Rubrique : Budget européen et perspectives financières

Date : 01/03/2011

Conférence : How to add value to future EU spending - EPC - 18 février 2011

La conférence avait pour but de réfléchir à une approche différente du prochain budget de l’Union européenne (les perspectives financières et le cadre financier pluriannuel). La Commission européenne a procédé à un réexamen du budget fin 2010 avec pour objectif la croissance intelligente, durable et inclusive. Le contexte de crise, souvent rappelé lors de la conférence, induit la nécessité de réfléchir à comment dépenser mieux les fonds européens et les allouer de la meilleure façon possible.
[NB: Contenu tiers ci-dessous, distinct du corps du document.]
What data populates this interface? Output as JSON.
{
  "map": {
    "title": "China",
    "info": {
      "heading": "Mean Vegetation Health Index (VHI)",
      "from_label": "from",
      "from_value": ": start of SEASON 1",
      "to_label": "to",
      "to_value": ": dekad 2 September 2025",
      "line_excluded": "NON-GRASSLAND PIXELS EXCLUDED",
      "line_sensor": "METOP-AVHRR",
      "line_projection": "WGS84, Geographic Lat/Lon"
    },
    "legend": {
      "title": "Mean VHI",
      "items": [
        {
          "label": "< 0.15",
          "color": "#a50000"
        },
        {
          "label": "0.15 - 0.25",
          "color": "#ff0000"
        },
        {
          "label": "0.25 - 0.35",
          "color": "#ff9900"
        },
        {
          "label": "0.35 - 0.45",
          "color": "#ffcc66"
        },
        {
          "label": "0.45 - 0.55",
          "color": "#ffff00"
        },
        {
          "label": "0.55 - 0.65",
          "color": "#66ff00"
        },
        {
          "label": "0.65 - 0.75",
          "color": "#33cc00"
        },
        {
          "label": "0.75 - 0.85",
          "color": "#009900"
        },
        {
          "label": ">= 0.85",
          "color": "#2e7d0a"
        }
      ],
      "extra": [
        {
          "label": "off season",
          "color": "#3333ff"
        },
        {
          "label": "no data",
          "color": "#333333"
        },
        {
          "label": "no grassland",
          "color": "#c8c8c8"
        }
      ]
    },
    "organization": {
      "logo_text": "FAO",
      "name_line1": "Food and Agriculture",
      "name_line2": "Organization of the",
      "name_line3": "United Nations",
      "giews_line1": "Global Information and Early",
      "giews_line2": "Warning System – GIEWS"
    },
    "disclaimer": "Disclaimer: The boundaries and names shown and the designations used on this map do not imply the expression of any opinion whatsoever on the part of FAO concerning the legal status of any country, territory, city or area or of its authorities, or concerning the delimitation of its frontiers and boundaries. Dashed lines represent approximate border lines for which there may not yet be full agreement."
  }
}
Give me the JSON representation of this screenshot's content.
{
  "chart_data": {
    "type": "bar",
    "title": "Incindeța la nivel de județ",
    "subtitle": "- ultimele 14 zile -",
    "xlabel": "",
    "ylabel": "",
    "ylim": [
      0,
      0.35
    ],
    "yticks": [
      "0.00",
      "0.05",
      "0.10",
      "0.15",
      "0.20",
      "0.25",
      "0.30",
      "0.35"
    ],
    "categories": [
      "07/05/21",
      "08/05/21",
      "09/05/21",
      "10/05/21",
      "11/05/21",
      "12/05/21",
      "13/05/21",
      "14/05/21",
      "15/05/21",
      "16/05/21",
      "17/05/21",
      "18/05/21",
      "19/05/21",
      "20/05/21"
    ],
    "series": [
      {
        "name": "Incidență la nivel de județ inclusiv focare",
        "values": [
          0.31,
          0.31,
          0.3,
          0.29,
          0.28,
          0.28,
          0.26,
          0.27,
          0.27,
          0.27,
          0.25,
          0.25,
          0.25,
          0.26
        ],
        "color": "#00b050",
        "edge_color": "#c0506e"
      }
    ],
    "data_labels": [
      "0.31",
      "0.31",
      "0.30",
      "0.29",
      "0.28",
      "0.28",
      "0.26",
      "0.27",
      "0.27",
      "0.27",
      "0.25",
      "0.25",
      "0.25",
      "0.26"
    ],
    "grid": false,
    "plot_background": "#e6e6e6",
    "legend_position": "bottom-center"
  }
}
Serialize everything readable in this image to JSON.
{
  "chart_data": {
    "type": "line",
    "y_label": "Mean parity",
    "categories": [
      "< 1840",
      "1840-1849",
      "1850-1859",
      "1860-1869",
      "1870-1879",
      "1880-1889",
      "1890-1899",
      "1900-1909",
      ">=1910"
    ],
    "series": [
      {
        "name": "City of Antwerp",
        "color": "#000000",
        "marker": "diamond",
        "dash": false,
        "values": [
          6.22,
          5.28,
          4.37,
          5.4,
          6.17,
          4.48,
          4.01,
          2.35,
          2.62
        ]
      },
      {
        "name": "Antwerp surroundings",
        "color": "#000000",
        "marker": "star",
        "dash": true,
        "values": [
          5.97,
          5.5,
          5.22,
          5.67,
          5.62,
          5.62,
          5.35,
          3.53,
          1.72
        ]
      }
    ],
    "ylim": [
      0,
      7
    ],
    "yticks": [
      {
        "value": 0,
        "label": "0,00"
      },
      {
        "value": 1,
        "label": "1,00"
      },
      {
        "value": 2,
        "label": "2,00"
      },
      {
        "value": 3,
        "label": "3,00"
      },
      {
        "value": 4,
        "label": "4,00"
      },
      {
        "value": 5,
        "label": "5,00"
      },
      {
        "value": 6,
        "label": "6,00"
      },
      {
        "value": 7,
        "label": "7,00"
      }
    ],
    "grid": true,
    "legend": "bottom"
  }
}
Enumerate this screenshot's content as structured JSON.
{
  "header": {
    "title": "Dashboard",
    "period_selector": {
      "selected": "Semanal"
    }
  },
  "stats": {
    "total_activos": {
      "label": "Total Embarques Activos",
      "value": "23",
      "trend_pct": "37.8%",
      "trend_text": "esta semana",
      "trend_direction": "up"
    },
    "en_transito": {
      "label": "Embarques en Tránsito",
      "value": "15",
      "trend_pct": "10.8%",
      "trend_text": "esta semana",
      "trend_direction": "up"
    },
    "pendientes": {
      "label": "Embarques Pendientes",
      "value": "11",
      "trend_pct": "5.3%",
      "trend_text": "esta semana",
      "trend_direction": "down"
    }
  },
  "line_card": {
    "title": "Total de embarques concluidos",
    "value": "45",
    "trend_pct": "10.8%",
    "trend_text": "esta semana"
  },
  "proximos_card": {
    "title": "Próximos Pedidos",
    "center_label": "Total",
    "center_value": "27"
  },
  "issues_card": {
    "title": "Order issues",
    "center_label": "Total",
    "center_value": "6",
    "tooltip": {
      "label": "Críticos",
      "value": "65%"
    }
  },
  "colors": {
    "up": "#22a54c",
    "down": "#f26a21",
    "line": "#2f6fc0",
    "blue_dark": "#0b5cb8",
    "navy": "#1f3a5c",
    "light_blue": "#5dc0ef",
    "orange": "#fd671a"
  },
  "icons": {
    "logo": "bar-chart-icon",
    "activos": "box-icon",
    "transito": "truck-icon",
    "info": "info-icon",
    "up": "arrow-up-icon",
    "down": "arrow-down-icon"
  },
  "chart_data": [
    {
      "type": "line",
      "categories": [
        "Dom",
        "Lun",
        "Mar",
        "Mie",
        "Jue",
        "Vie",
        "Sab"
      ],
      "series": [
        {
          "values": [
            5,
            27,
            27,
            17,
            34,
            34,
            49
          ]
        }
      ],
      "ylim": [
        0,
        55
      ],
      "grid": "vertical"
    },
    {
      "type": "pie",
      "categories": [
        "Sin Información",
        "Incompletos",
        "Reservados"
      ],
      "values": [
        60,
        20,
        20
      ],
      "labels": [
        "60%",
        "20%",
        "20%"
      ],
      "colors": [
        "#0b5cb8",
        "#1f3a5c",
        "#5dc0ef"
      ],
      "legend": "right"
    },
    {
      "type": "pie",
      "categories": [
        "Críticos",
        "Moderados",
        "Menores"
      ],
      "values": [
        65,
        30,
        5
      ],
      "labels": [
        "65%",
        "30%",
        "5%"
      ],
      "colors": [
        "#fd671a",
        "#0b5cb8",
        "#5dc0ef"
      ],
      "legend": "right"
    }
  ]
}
Compte-rendu de la conférence : How to add value to future EU spending ? Better and different spending of European money – a multi-level governance approach for the budget.

 

Organisée par l’EPC (European Policy Center) au Comité des régions, 18/02/2011

 

 

Enjeux et discussions

 

 

Bas Verkerk (CdR, maire de Delft, Nl) : il faut se montrer innovant dans l’approche du futur budget européen, mais aussi efficace : économiser. Les dépenses doivent être davantage tournées vers les résultats.

L’avis du CdR est que cela doit se faire à travers la gouvernance multiniveaux avec par exemple des partenariats d’investissement entre la Commission, les Etats membres et les régions. Les pactes territoriaux doivent absolument être traduits dans la stratégie Europe 2020. La gouvernance multiniveaux peut et doit permettre l’appropriation de l’économie de la connaissance. Il y a eu en 2010, 149 milliards de fonds structurels non utilisés. Ce qui montre que la valeur ajoutée européenne est insuffisamment démontrée. Il y a un manque d’effet démultiplicateur de l’UE.

Il faut développer plus de coopération public / privé, mieux répartir les risques, étudier les possibilités offertes par les banques d’investissement, la valeur ajoutée des « euro-obligations ». Il faut régler les problèmes de procédure.

 

Iain Begg (professeur, London School of Economics) précise que la croissance intelligente n’est pas seulement reliée à la recherche, et que la recherche n’est pas nécessairement génératrice de croissance. La croissance inclusive ne doit pas seulement être liée au taux d’emploi mais aussi à l’inclusion sociale. La meilleure façon de dépenser les fonds européens signifie trouver le meilleur rapport qualité/prix, mais il faut aussi prendre en compte l’impact et les répercussions de chaque financement, et les externalités économiques positives dans les autres pays.

Il faut aussi définir les problèmes majeurs et les barrières locales au développement : règles de cofinancement, captation des fonds par les autorités locales qui les utilisent à d’autres fins, fraudes, problèmes d’absorption. Enfin, dépenser mieux ne veut pas dire dépenser moins.

 

Selon Fabian Zuleeg (économiste de l’EPC), pour un budget plus efficace, il faut mieux définir ses objectifs, il faut aussi une meilleure évaluation des instruments et des politiques. La notion de valeur ajoutée européenne par exemple peut constituer pour certains un objectif, mais couvre-t-elle tout le budget ? Le problème est que certaines politiques sont mal définies, certaines touchent à différents domaines de dépenses etc. comment les classer ? La valeur ajoutée européenne peut aussi bien s’appliquer à tout puisqu’on ne sait pas la définir, le critère semble donc peu pertinent.

Il y a également des problèmes de coordination importants : fossé informatif, politique, administratif (les instruments ne sont pas placés aux bons échelons). Dans les objectifs également, la coordination est défaillante et les objectifs nationaux/régionaux/locaux ne sont pas suffisamment alignés. Un meilleur contrôle financier est préconisé, en allant au delà des indicateurs basés sur les recettes et les dépenses et en étudiant les résultats au niveau local.